Taxis : une deuxième journée de mobilisation ce mardi contre la réforme du transport sanitaire

Après des discussions avec le gouvernement qui n’ont débouché sur aucune avancée lundi soir, les organisations représentatives de la profession ont décidé d’appeler de nouveau les chauffeurs à la grève sur tout le territoire.

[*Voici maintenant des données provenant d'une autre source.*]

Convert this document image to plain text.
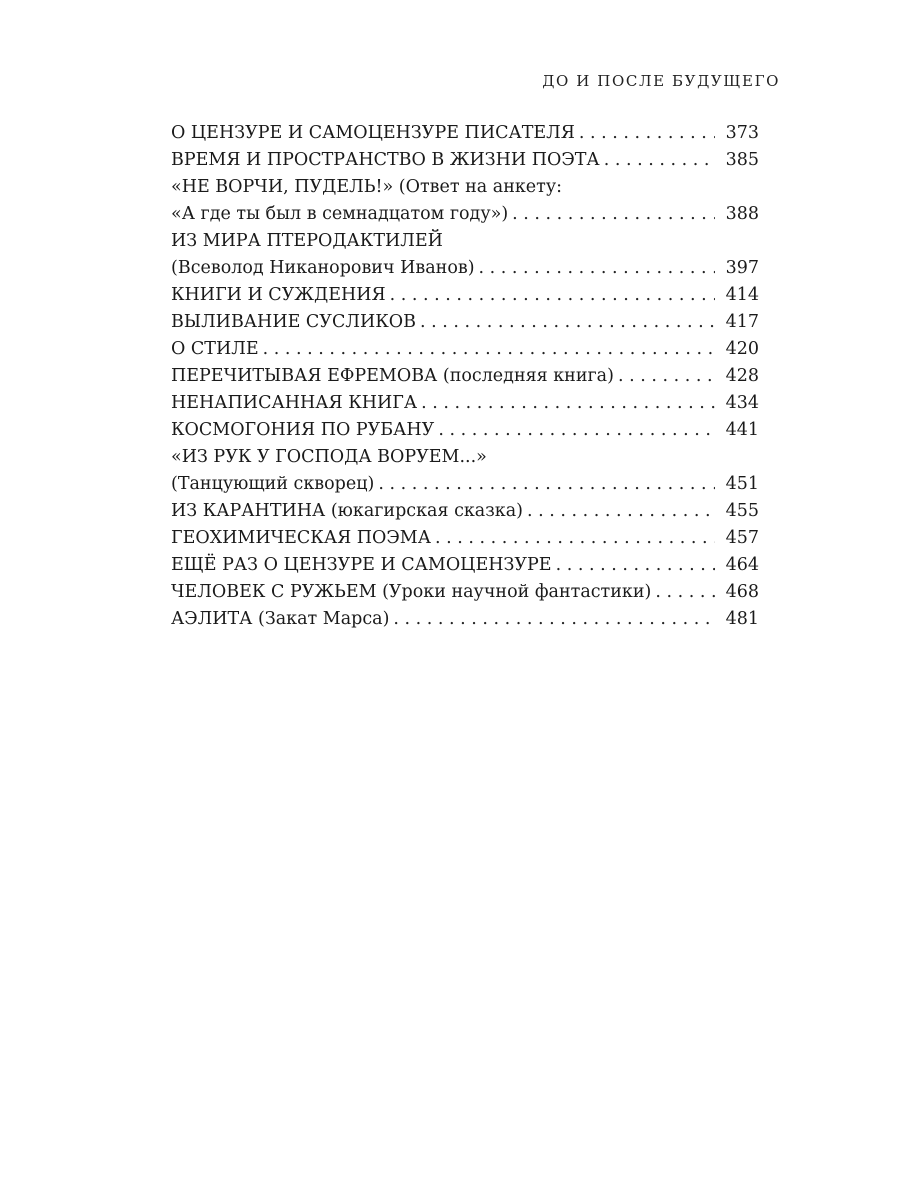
ДО И ПОСЛЕ БУДУЩЕГО
О ЦЕНЗУРЕ И САМОЦЕНЗУРЕ ПИСАТЕЛЯ . . .	373
ВРЕМЯ И ПРОСТРАНСТВО В ЖИЗНИ ПОЭТА . . .	385
«НЕ ВОРЧИ, ПУДЕЛЬ!» (Ответ на анкету:
«А где ты был в семнадцатом году») . . .	388
ИЗ МИРА ПТЕРОДАКТИЛЕЙ
(Всеволод Никанорович Иванов) . . .	397
КНИГИ И СУЖДЕНИЯ . . .	414
ВЫЛИВАНИЕ СУСЛИКОВ . . .	417
О СТИЛЕ . . .	420
ПЕРЕЧИТЫВАЯ ЕФРЕМОВА (последняя книга) . . .	428
НЕНАПИСАННАЯ КНИГА . . .	434
КОСМОГОНИЯ ПО РУБАНУ . . .	441
«ИЗ РУК У ГОСПОДА ВОРУЕМ...»
(Танцующий скворец) . . .	451
ИЗ КАРАНТИНА (юкагирская сказка) . . .	455
ГЕОХИМИЧЕСКАЯ ПОЭМА . . .	457
ЕЩЁ РАЗ О ЦЕНЗУРЕ И САМОЦЕНЗУРЕ . . .	464
ЧЕЛОВЕК С РУЖЬЕМ (Уроки научной фантастики) . . .	468
АЭЛИТА (Закат Марса) . . .	481
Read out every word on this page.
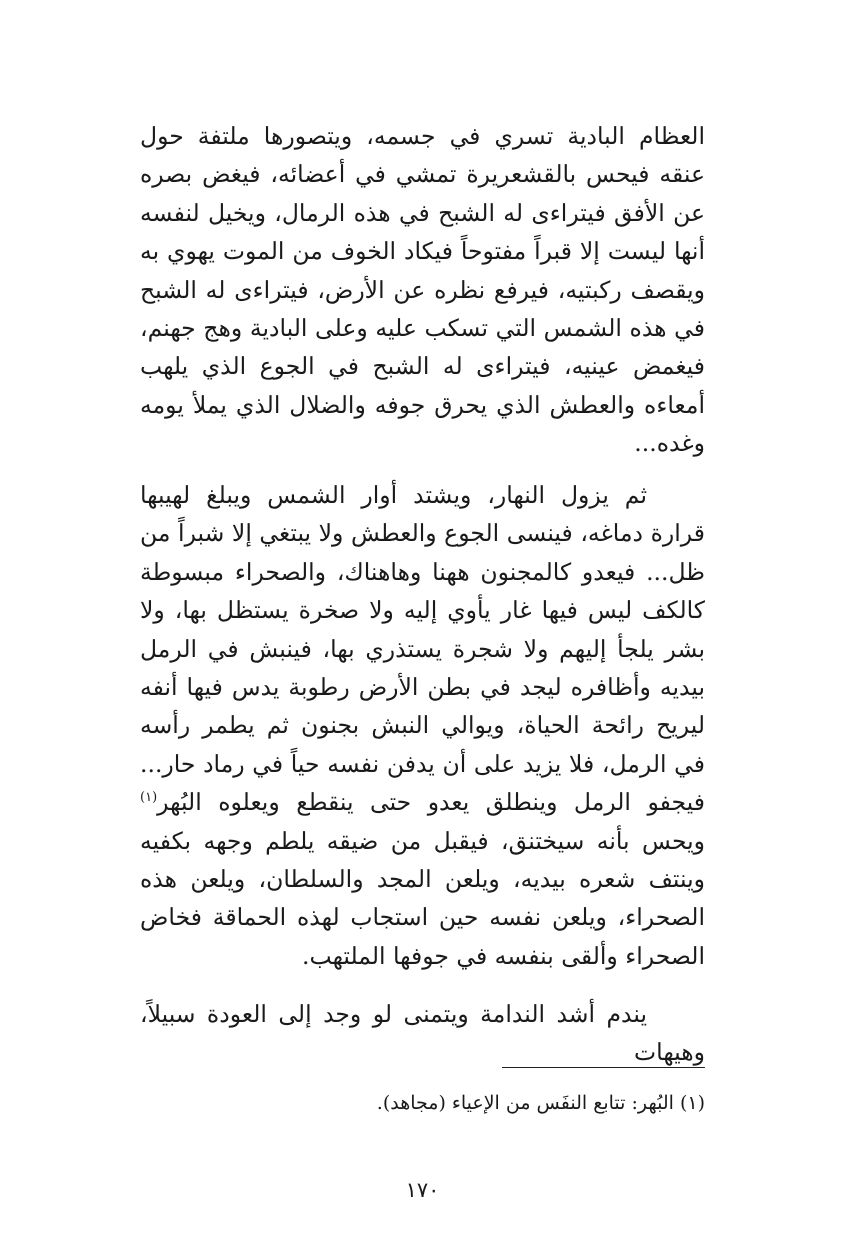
العظام البادية تسري في جسمه، ويتصورها ملتفة حول عنقه فيحس بالقشعريرة تمشي في أعضائه، فيغض بصره عن الأفق فيتراءى له الشبح في هذه الرمال، ويخيل لنفسه أنها ليست إلا قبراً مفتوحاً فيكاد الخوف من الموت يهوي به ويقصف ركبتيه، فيرفع نظره عن الأرض، فيتراءى له الشبح في هذه الشمس التي تسكب عليه وعلى البادية وهج جهنم، فيغمض عينيه، فيتراءى له الشبح في الجوع الذي يلهب أمعاءه والعطش الذي يحرق جوفه والضلال الذي يملأ يومه وغده...

ثم يزول النهار، ويشتد أوار الشمس ويبلغ لهيبها قرارة دماغه، فينسى الجوع والعطش ولا يبتغي إلا شبراً من ظل... فيعدو كالمجنون ههنا وهاهناك، والصحراء مبسوطة كالكف ليس فيها غار يأوي إليه ولا صخرة يستظل بها، ولا بشر يلجأ إليهم ولا شجرة يستذري بها، فينبش في الرمل بيديه وأظافره ليجد في بطن الأرض رطوبة يدس فيها أنفه ليريح رائحة الحياة، ويوالي النبش بجنون ثم يطمر رأسه في الرمل، فلا يزيد على أن يدفن نفسه حياً في رماد حار... فيجفو الرمل وينطلق يعدو حتى ينقطع ويعلوه البُهر$^{(١)}$ ويحس بأنه سيختنق، فيقبل من ضيقه يلطم وجهه بكفيه وينتف شعره بيديه، ويلعن المجد والسلطان، ويلعن هذه الصحراء، ويلعن نفسه حين استجاب لهذه الحماقة فخاض الصحراء وألقى بنفسه في جوفها الملتهب.

يندم أشد الندامة ويتمنى لو وجد إلى العودة سبيلاً، وهيهات

(١) البُهر: تتابع النفَس من الإعياء (مجاهد).
١٧٠
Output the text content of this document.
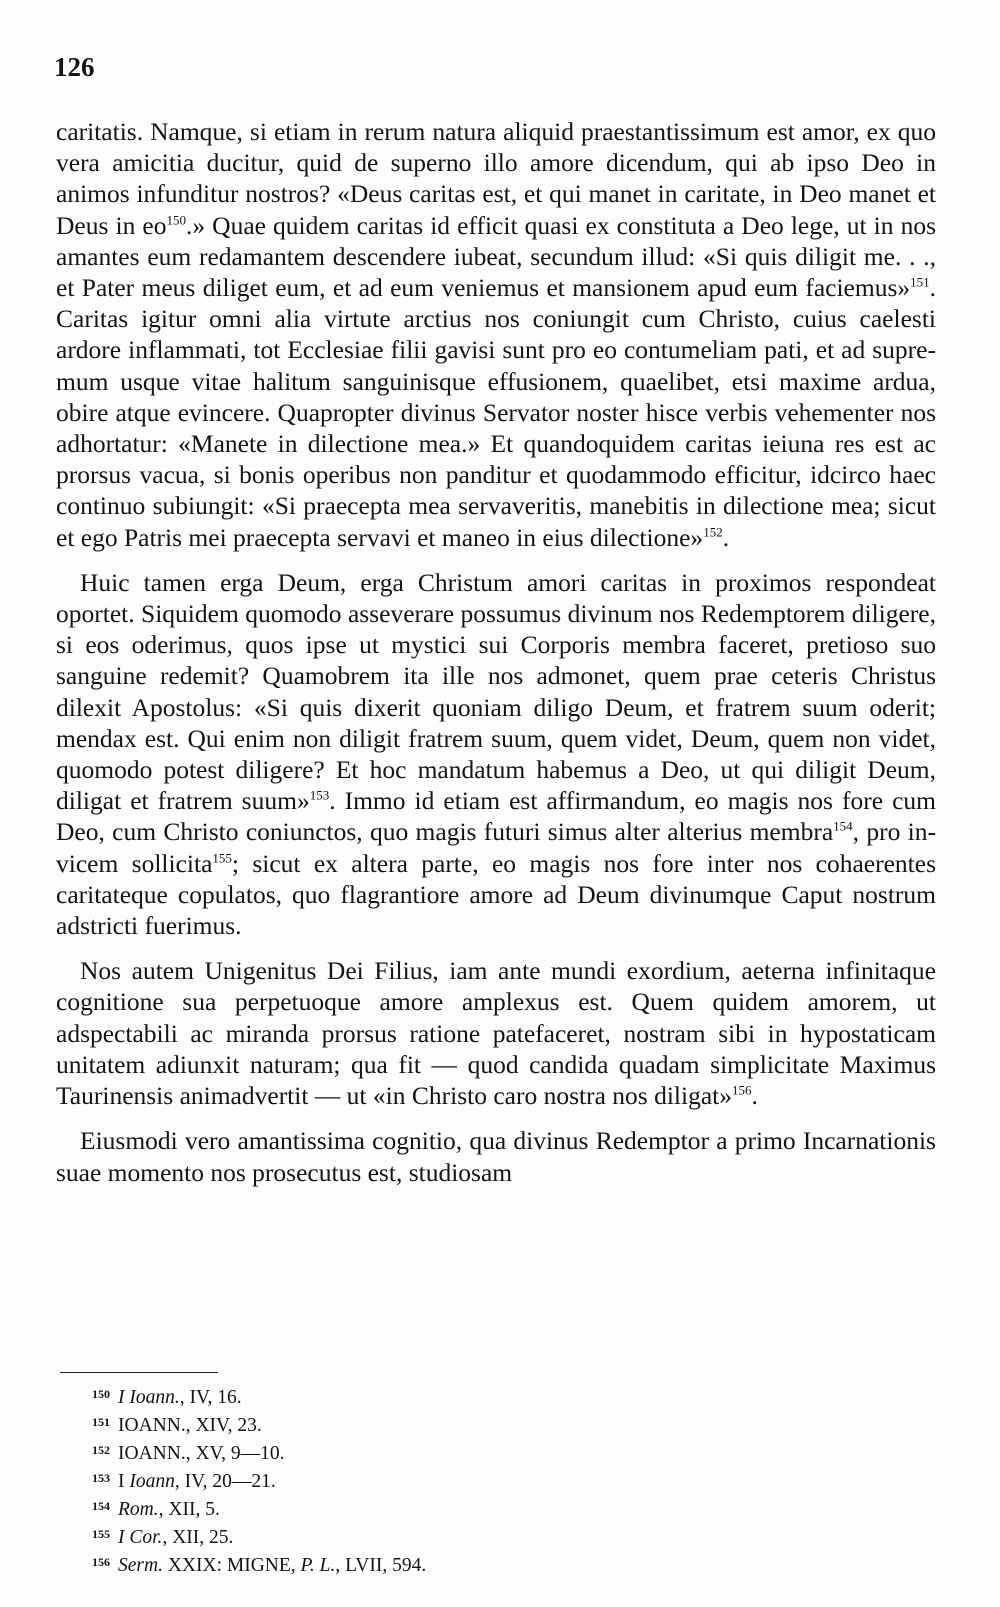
126

caritatis. Namque, si etiam in rerum natura aliquid praestantissimum est amor, ex quo vera amicitia ducitur, quid de superno illo amore dicendum, qui ab ipso Deo in animos infunditur nostros? «Deus caritas est, et qui manet in caritate, in Deo manet et Deus in $eo^{150}$.» Quae quidem caritas id efficit quasi ex constituta a Deo lege, ut in nos amantes eum redamantem descendere iubeat, secundum illud: «Si quis diligit me. . ., et Pater meus diliget eum, et ad eum veniemus et mansionem apud eum faciemus»$^{151}$. Caritas igitur omni alia virtute arctius nos coniungit cum Christo, cuius caelesti ardore inflammati, tot Ecclesiae filii gavisi sunt pro eo contumeliam pati, et ad supremum usque vitae halitum sanguinisque effusionem, quaelibet, etsi maxime ardua, obire atque evincere. Quapropter divinus Servator noster hisce verbis vehementer nos adhortatur: «Manete in dilectione mea.» Et quandoquidem caritas ieiuna res est ac prorsus vacua, si bonis operibus non panditur et quodammodo efficitur, idcirco haec continuo subiungit: «Si praecepta mea servaveritis, manebitis in dilectione mea; sicut et ego Patris mei praecepta servavi et maneo in eius dilectione»$^{152}$.

Huic tamen erga Deum, erga Christum amori caritas in proximos respondeat oportet. Siquidem quomodo asseverare possumus divinum nos Redemptorem diligere, si eos oderimus, quos ipse ut mystici sui Corporis membra faceret, pretioso suo sanguine redemit? Quamobrem ita ille nos admonet, quem prae ceteris Christus dilexit Apostolus: «Si quis dixerit quoniam diligo Deum, et fratrem suum oderit; mendax est. Qui enim non diligit fratrem suum, quem videt, Deum, quem non videt, quomodo potest diligere? Et hoc mandatum habemus a Deo, ut qui diligit Deum, diligat et fratrem suum»$^{153}$. Immo id etiam est affirmandum, eo magis nos fore cum Deo, cum Christo coniunctos, quo magis futuri simus alter alterius membra$^{154}$, pro invicem sollicita$^{155}$; sicut ex altera parte, eo magis nos fore inter nos cohaerentes caritateque copulatos, quo flagrantiore amore ad Deum divinumque Caput nostrum adstricti fuerimus.

Nos autem Unigenitus Dei Filius, iam ante mundi exordium, aeterna infinitaque cognitione sua perpetuoque amore amplexus est. Quem quidem amorem, ut adspectabili ac miranda prorsus ratione patefaceret, nostram sibi in hypostaticam unitatem adiunxit naturam; qua fit — quod candida quadam simplicitate Maximus Taurinensis animadvertit — ut «in Christo caro nostra nos diligat»$^{156}$.

Eiusmodi vero amantissima cognitio, qua divinus Redemptor a primo Incarnationis suae momento nos prosecutus est, studiosam

150 I Ioann., IV, 16.
151 IOANN., XIV, 23.
152 IOANN., XV, 9—10.
153 I Ioann, IV, 20—21.
154 Rom., XII, 5.
155 I Cor., XII, 25.
156 Serm. XXIX: MIGNE, P. L., LVII, 594.
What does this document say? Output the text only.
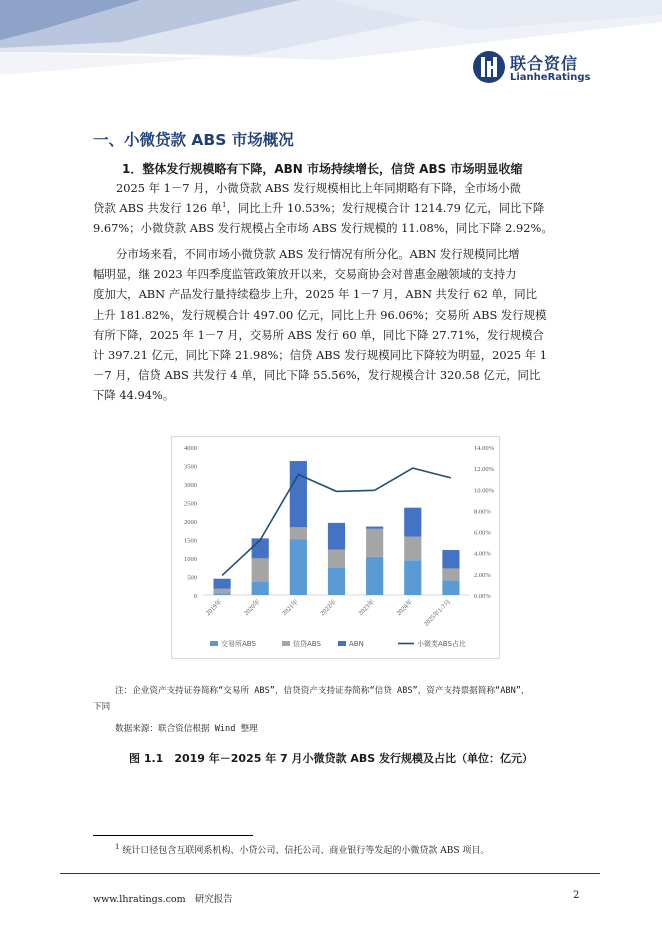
联合资信
LianheRatings
一、小微贷款 ABS 市场概况
1．整体发行规模略有下降，ABN 市场持续增长，信贷 ABS 市场明显收缩
2025 年 1－7 月，小微贷款 ABS 发行规模相比上年同期略有下降，全市场小微
贷款 ABS 共发行 126 单$^1$，同比上升 10.53%；发行规模合计 1214.79 亿元，同比下降
9.67%；小微贷款 ABS 发行规模占全市场 ABS 发行规模的 11.08%，同比下降 2.92%。
分市场来看，不同市场小微贷款 ABS 发行情况有所分化。ABN 发行规模同比增
幅明显，继 2023 年四季度监管政策放开以来，交易商协会对普惠金融领域的支持力
度加大，ABN 产品发行量持续稳步上升，2025 年 1－7 月，ABN 共发行 62 单，同比
上升 181.82%，发行规模合计 497.00 亿元，同比上升 96.06%；交易所 ABS 发行规模
有所下降，2025 年 1－7 月，交易所 ABS 发行 60 单，同比下降 27.71%，发行规模合
计 397.21 亿元，同比下降 21.98%；信贷 ABS 发行规模同比下降较为明显，2025 年 1
－7 月，信贷 ABS 共发行 4 单，同比下降 55.56%，发行规模合计 320.58 亿元，同比
下降 44.94%。
0
500
1000
1500
2000
2500
3000
3500
4000
0.00%
2.00%
4.00%
6.00%
8.00%
10.00%
12.00%
14.00%
2019年	2020年	2021年	2022年	2023年	2024年 2025年1-7月
交易所ABS	信贷ABS	ABN	小微类ABS占比
注：企业资产支持证券简称“交易所 ABS”，信贷资产支持证券简称“信贷 ABS”，资产支持票据简称“ABN”，
下同
数据来源：联合资信根据 Wind 整理
图 1.1　2019 年－2025 年 7 月小微贷款 ABS 发行规模及占比（单位：亿元）
$^1$ 统计口径包含互联网系机构、小贷公司、信托公司、商业银行等发起的小微贷款 ABS 项目。
www.lhratings.com 研究报告	2
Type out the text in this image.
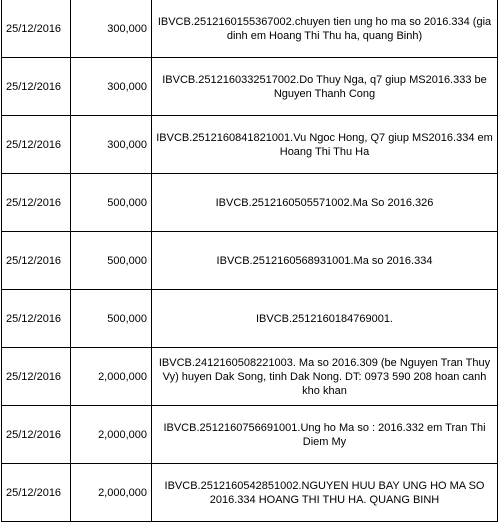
25/12/2016	300,000	IBVCB.2512160155367002.chuyen tien ung ho ma so 2016.334 (gia dinh em Hoang Thi Thu ha, quang Binh)
25/12/2016	300,000	IBVCB.2512160332517002.Do Thuy Nga, q7 giup MS2016.333 be Nguyen Thanh Cong
25/12/2016	300,000	IBVCB.2512160841821001.Vu Ngoc Hong, Q7 giup MS2016.334 em Hoang Thi Thu Ha
25/12/2016	500,000	IBVCB.2512160505571002.Ma So 2016.326
25/12/2016	500,000	IBVCB.2512160568931001.Ma so 2016.334
25/12/2016	500,000	IBVCB.2512160184769001.
25/12/2016	2,000,000	IBVCB.2412160508221003. Ma so 2016.309 (be Nguyen Tran Thuy Vy) huyen Dak Song, tinh Dak Nong. DT: 0973 590 208 hoan canh kho khan
25/12/2016	2,000,000	IBVCB.2512160756691001.Ung ho Ma so : 2016.332 em Tran Thi Diem My
25/12/2016	2,000,000	IBVCB.2512160542851002.NGUYEN HUU BAY UNG HO MA SO 2016.334 HOANG THI THU HA. QUANG BINH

Les lumières des taxis ne vont pas encore repasser au vert. La manifestation des chauffeurs, entamée lundi, se poursuit ce mardi 20 mai dans plusieurs villes de France. Les préfectures de l’Isère ou encore des Pyrénées-Atlantiques ont par exemple annoncé des perturbations de trafic dans la matinée. Leurs principales agglomérations, comme Pau et Grenoble, sont touchées. À la douane de Bardonnex, à la frontière franco-suisse, par laquelle transitent quotidiennement des centaines de travailleurs frontaliers pour se rendre sur leur lieu de travail en Suisse, «10 km de ralentissement» étaient signalés sur l’A40 par la préfecture de Haute-Savoie ce matin.

Dans la nuit de lundi à mardi, la préfecture de la région Provence-Alpes-Côte d’Azur a également réagi à la reconduction de la grève des taxis en annonçant de «fortes perturbations, dès 7h du matin, en particulier sur le réseau autoroutier aux trois entrées de Marseille via les autoroutes A7, A55 et A50». À Paris, près d’un millier de taxis se sont rassemblés lundi. Ce même jour, des tensions sont survenues en fin d’après-midi dans le 6e arrondissement de la capitale, aboutissant à 64 interpellations selon la préfecture de police.

Une centaine de taxis continuaient de bloquer le boulevard Raspail mardi à Paris, près du ministère des Transports, pour s’opposer aux nouvelles conditions tarifaires du transport sanitaire et à la concurrence des VTC, a constaté un journaliste de l’AFP. Les chauffeurs étaient toutefois moins nombreux que lundi selon la Préfecture de police.

«J’invite tous les taxis de France qui se sentent concernés, et vous devez tous l’être, à venir sur Paris et Pau», la ville du Premier ministre François Bayrou, a déclaré Emmanuelle Cordier, présidente de la Fédération nationale du taxi (FNDT). «Il n’y a que votre force qui fera la différence», a-t-elle lancé devant les grévistes dont certains, venus du Rhône, de la Loire, du Finistère ou encore de l’Oise, ont fait plusieurs centaines de kilomètres pour manifester dans la capitale.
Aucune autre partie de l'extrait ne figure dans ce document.